最低の世界の最高のこと

生理の為不調。鎮痛剤のオーバードーズで朦朧とするし、目に触れるもの手に触れるものすべてに、得体の知れない苛立ちを憶える。鬱屈。このくさくさの気分は 生理前5日くらいから徐々に発生して、生理の初日にピークを迎える。未来についてはげしく悲観的な気分になるのもだいたいこんなとき。でもこれは別に“生理だから情緒不安定になり、漠然とした不安に襲われている”のではなく、ふだんは努めて前向きに考え、自己抑制し、打ち消したりしている恒常的な不安材料が 抑止力が低下している為に顕在化している状態に過ぎないのだ。

わたしは 相手がわたしに「したくない」とか「しなくてもいい」と思っていることを、説き伏せてまで無理やり「してもらおう」とは思わないし、そもそも「してもらえない」こと以上にもっと嫌なのは、こうして被害者のように「してもらえない」とたったひとりで悶々として、たとえ一瞬のことだとしたって、不満や恨みが心を過ぎることなのだ。
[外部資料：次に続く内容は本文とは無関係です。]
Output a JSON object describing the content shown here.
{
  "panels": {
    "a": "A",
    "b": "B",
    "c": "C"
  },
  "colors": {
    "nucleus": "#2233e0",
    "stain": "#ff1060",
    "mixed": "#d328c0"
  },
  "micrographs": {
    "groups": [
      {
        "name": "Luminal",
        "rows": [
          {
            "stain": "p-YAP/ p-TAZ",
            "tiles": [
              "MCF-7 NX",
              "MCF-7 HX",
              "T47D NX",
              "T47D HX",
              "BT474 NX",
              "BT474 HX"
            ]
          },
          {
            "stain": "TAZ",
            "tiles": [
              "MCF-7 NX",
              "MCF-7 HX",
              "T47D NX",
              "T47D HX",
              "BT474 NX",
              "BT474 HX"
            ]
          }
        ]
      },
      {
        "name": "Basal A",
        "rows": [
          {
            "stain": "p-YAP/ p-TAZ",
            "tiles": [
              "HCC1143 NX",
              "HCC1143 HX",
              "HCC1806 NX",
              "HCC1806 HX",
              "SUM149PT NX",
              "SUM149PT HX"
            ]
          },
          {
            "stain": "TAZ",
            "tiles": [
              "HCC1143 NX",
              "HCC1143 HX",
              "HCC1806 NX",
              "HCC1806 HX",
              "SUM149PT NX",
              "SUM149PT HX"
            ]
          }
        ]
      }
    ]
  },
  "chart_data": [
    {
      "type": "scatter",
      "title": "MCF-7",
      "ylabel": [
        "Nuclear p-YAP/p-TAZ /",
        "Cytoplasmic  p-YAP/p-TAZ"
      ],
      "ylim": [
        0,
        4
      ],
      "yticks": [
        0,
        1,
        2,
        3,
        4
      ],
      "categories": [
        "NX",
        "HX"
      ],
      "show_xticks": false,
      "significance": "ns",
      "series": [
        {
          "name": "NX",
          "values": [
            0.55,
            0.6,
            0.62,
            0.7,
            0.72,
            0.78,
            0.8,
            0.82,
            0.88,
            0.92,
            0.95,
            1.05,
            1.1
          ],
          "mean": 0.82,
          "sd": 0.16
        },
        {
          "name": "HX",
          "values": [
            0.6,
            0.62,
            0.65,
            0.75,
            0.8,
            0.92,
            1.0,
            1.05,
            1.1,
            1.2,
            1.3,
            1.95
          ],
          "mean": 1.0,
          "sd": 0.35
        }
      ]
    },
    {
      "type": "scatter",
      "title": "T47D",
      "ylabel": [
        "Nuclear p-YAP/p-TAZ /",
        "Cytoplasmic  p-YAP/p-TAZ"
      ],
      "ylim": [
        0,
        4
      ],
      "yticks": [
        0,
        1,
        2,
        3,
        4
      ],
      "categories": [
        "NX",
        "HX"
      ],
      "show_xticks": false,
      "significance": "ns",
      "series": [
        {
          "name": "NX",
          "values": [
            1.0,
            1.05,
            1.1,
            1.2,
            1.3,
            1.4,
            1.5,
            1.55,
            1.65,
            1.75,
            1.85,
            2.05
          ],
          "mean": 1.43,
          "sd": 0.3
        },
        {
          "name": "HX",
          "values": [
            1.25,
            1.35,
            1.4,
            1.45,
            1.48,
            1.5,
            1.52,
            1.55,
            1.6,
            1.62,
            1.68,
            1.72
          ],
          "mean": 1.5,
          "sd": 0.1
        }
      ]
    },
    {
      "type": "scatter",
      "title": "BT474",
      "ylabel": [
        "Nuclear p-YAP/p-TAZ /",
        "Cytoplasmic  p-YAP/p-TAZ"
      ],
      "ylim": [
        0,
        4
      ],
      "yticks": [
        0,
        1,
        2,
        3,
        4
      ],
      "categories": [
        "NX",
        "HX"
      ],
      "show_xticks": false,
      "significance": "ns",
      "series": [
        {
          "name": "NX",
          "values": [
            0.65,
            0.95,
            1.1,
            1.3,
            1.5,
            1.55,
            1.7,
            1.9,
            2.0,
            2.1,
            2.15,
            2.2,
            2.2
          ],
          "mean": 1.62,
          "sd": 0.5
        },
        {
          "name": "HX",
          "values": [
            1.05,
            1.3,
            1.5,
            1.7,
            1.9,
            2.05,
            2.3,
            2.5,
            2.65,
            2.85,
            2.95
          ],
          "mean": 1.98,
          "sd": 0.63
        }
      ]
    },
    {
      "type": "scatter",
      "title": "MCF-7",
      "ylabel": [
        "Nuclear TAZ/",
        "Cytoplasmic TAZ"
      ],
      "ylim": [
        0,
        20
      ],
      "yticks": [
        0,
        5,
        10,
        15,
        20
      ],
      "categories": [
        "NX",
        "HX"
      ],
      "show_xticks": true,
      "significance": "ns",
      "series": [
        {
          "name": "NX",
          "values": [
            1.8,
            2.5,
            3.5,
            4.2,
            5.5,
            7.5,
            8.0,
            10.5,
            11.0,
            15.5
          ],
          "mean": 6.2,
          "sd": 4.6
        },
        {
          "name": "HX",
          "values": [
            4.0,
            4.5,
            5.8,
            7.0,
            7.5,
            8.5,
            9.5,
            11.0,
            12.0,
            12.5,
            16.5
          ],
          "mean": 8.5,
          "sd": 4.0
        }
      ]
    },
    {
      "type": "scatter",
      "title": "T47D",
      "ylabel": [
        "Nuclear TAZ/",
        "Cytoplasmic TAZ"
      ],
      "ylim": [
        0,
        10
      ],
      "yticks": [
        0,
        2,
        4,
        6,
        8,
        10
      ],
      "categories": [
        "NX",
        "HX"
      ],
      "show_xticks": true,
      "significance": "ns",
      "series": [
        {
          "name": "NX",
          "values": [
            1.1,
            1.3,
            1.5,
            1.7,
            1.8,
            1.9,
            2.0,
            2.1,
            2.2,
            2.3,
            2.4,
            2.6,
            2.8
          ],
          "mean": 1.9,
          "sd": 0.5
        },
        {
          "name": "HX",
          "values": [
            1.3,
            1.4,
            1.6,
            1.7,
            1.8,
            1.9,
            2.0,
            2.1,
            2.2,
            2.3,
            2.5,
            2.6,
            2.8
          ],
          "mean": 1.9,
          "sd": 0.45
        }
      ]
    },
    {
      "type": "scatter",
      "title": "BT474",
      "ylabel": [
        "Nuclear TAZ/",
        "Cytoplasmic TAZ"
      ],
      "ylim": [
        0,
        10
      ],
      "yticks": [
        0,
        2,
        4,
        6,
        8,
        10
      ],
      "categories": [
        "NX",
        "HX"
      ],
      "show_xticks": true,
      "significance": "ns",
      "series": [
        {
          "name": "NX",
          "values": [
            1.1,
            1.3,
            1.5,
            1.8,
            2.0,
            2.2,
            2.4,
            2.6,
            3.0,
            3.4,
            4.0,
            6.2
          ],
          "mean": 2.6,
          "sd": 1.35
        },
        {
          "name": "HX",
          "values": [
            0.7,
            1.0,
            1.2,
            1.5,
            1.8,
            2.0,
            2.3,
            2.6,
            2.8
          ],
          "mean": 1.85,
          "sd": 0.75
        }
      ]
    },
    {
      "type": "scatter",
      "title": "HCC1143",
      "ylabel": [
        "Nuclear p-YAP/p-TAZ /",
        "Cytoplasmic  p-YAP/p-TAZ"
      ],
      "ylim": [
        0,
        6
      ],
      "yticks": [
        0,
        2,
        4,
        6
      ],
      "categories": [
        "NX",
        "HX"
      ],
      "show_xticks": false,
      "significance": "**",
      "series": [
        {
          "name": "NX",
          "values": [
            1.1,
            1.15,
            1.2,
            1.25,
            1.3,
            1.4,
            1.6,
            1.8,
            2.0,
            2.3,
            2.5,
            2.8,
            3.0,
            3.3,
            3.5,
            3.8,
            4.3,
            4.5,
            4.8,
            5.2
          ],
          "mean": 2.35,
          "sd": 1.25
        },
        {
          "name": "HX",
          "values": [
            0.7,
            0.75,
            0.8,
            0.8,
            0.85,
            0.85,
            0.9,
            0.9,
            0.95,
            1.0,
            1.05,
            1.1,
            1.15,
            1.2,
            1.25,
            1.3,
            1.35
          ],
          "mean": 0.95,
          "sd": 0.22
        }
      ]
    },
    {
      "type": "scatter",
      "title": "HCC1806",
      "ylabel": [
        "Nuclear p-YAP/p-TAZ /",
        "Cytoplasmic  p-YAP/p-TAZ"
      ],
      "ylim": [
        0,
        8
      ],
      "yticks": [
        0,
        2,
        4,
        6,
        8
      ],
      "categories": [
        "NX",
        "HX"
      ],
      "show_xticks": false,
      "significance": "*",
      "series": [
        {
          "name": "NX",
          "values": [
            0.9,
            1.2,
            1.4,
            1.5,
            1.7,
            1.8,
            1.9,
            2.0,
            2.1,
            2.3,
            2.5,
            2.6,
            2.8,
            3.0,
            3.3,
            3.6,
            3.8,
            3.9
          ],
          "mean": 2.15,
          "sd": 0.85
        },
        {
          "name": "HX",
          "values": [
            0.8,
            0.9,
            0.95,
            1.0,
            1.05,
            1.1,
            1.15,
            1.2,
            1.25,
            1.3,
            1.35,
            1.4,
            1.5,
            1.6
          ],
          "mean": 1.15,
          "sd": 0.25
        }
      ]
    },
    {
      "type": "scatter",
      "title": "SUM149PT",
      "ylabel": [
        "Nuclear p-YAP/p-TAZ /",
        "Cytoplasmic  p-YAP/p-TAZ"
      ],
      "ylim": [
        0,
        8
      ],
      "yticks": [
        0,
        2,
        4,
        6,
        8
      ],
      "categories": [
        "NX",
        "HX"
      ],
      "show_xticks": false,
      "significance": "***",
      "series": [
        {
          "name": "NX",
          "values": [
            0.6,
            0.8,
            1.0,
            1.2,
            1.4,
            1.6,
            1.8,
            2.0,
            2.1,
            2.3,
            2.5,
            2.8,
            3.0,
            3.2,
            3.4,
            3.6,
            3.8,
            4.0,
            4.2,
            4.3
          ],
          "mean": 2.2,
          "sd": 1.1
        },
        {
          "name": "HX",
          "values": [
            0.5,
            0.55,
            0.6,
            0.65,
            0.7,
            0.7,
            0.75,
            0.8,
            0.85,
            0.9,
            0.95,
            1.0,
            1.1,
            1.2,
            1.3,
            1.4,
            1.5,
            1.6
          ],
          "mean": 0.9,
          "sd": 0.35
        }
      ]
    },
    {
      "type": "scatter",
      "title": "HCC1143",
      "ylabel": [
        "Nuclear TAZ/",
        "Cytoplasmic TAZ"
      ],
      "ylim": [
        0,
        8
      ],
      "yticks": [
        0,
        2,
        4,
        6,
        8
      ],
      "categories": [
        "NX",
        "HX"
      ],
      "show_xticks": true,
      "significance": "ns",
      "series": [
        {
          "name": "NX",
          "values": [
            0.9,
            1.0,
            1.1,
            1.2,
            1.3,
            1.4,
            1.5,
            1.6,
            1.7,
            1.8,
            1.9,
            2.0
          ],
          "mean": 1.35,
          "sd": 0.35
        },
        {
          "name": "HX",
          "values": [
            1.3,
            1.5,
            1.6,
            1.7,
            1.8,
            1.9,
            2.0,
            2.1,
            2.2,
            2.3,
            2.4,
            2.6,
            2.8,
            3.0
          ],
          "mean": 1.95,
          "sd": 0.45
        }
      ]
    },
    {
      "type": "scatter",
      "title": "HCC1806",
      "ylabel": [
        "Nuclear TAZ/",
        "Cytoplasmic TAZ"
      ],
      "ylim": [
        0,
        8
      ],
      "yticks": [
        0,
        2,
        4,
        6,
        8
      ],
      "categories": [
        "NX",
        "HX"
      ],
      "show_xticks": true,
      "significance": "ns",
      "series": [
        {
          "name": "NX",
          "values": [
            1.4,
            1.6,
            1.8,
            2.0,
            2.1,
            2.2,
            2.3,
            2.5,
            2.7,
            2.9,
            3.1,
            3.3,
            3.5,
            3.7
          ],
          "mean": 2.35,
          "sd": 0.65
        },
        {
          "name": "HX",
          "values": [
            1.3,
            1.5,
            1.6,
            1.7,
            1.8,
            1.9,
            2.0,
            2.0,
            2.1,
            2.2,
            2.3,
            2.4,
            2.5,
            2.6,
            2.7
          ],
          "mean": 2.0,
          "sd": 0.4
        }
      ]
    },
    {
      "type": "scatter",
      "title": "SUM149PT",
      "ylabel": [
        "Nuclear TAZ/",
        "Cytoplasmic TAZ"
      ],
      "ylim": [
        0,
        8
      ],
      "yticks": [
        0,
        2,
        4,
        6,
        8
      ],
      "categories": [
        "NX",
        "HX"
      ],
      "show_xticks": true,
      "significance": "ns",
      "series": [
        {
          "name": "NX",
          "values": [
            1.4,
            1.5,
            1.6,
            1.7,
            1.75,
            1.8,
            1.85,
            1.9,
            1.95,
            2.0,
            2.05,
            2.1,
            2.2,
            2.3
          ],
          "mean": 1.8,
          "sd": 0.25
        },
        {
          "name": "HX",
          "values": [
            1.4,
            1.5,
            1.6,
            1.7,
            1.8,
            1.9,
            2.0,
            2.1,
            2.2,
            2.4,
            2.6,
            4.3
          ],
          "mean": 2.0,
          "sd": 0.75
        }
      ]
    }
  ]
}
けれど、相手が「したくない」ことを無理やりしたくはないように、わたしだって自分の正直な感情を裏切りたくない。ともあれ 自己否定や未来への絶望がひどい。わたしの要求は 我儘でも理不尽でも極端でもないごく自然な感情だとわたしは信じているので、それが(事実として 暗に)却下され続けているということは、要求ではなく 要求の提出先を、わたしは間違えているということになる。すでに多くの間違いを犯しているとしても、いつだって もうこれ以上間違えつづけたくない、と 思いながら 生きる。

水曜日。この夜は慌てて会社を飛び出して、吉祥寺へ。スターパインズカフェ。タバコジュースのライブ。

音楽がはじまる直前まで、気分が重たいままだったけど、音楽がはじまると何もかもがさいこうで、体の不調も嫌なことの何もかもが、すえて消え去った。タバコジュースを観るのは2年ぶり。ほんとうに 彼の歌声は色彩のよう。その声で歌う言葉も、グラデーションで変化する。今年観たライブの中で、この夜のタバコジュースが いちばんよかった。よかった、なんてかんたんに言ったりしたくないくらい 素晴らしかった。むかしの曲もあたらしい曲も 名曲カバーも サンタクロースのプレゼントみたいにどんどん出てくる!音楽が鳴り響いているあいだ まるで夢みたいに愉しい!さいこう!さいこう!でも“リリーフラワー”だけは演ってくれなかった(帰りの電車の中で“リリーフラワー”の歌詞を思い出して、あ、それは吉祥寺だからだな、と腑におちたけど)



HAPPY REBIRTHDAY

HAPPY REBIRTHDAY

愛したいとか愛されたいとか はじまりもおわりもただそれだけのことなのに、どうしてそれが鬱屈した思いとか 悲しいことや 憎悪に到るのだろうか。もっと自由に欲望したいし、欲望を自由にしたいし、欲望から自由になりたい。こんなことって 考えたこともなかった。